Un tema central de la primera parte del libro entonces es cómo rebatir la servidumbre. Porque si la de Spinoza es una filosofía de la experiencia, esto es, del ponerse en riesgo, del ponerse afuera, se trata de saber que el infortunio está, pero que también puede comprenderse por sus causas (una forma de la responsabilidad) y por tanto, aminorarse. Que se puede ser libre enfrentando el desastre y también, como dice Spinoza en EIV, se puede serlo huyendo de lo que aparece catastrófico, emendando los lazos en los que la amistad es cierta y también apostar a ella en los casos en que sea un horizonte práctico pensable. Se trata de cambiar la propia servidumbre y dejar de pensarla como eso que siempre hacen los otros -como en esa lectura crítica de Benveniste que Diego cita, que rastrea que siervo siempre es una palabra que se toma de lenguas entranjeras-. 

Este libro es en cierto modo, una ética. Se trata de (re)aprender a vivir y de hacerlo confiando en la filosofía. Sabiendo que la filosofía implica una tensión en lo público, porque, cuando bien hecha, desestabiliza seguridades, hace dudar, socava. Lo hace no con provocaciones, a veces tan estentóreas y cómplices del status quo. La filosofía parece algo apacible, en este libro y quizá en Spinoza, su sustancia. Es una filosofía apacible, que focaliza en este tiempo y lo describe como un capitalismo de la autotiranía, de la autoexplotación, de la solitudo, de la excomunión, de la heteronorma radical del deseo y del púlpito. Focaliza en la Argentina en particular, pero podría leerse en muchos tiempos y en muchas geografías. Podría leerse por cualquiera, además, porque Diego cree y practica ese núcleo duro del spinocismo: hablar a cualquiera, ad captum vulgo (a pesar del latín). Hablar a cualquiera con la confianza de que ese también comparte una experiencia humana y está urgido a pensar en ella para transformarla, para respirar. Ese que no quiere aturdirse, no quiere adaptarse, no quiere callarse, pero tampoco vociferar. Alguien con la prudencia del diálogo, pero que habla en un tono bajo, tiene algún aplomo y sabe que la vida puede ser plena, aunque esa plenitud sean proporciones variables de actividad y pasividad o un intermitente estado, compartido entre amigues. 

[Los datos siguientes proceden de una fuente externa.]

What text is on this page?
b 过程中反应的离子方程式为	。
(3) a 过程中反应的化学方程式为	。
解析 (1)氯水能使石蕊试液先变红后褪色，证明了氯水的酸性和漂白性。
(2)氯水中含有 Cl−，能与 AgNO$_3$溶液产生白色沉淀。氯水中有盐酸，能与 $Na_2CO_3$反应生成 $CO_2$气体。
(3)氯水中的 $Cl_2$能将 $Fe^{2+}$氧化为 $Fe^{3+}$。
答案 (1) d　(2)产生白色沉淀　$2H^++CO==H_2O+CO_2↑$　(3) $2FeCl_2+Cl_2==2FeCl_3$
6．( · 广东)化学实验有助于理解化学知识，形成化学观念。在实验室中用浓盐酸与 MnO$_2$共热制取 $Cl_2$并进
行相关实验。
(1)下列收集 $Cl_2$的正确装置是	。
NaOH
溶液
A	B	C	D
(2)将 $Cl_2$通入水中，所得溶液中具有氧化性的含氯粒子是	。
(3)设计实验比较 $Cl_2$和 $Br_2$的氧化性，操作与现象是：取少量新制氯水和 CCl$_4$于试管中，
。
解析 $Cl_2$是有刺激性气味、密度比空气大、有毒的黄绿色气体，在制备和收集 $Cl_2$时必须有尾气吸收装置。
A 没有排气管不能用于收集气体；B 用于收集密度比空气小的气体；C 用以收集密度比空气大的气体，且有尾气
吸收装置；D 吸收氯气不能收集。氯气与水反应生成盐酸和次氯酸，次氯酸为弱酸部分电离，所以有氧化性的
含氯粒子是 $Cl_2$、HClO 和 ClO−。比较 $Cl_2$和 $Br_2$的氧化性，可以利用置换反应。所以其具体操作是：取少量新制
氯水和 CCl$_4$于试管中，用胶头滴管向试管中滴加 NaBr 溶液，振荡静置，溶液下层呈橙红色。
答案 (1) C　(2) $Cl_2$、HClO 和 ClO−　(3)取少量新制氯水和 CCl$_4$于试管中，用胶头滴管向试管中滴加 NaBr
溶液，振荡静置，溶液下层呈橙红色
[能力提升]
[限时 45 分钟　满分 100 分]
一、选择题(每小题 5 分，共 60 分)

El libro cierra con un índice onomástico que sirve para armar la red amplia, contemporánea y antigua, con la que Diego piensa con Spinoza. Con la que Diego constituye a Spinoza como un código compartido, una manera de pensar y afrontar la experiencia, un modelo de vida, un exempla. Pero también este libro (que no pretende ser una introducción, sino una conversación libre, en el sentido fuerte del término, entre libres, entre amigos), es como toda relación de amistad, una de gratitud y de reconocimiento. Aparecen al final también muchos de los textos del spinocismo en español, producidos en estas latitudes. Y eso que no entra en el libro, ni en el índice onomástico, es el trabajo perdurable de Diego por armar y conservar esos lazos de conversación, tomando a Spinoza a veces como excusa, a veces como prisma, a veces como lengua franca, a veces como amigo ausente, a veces como sustancia de la que somos modos o queremos serlo, a veces como código común. Como moneda de intercambio, como resto y prenda, al modo como una jacobina pasa el lazo rojo de la Comuna fracasada a los canacos por entrar en rebelión.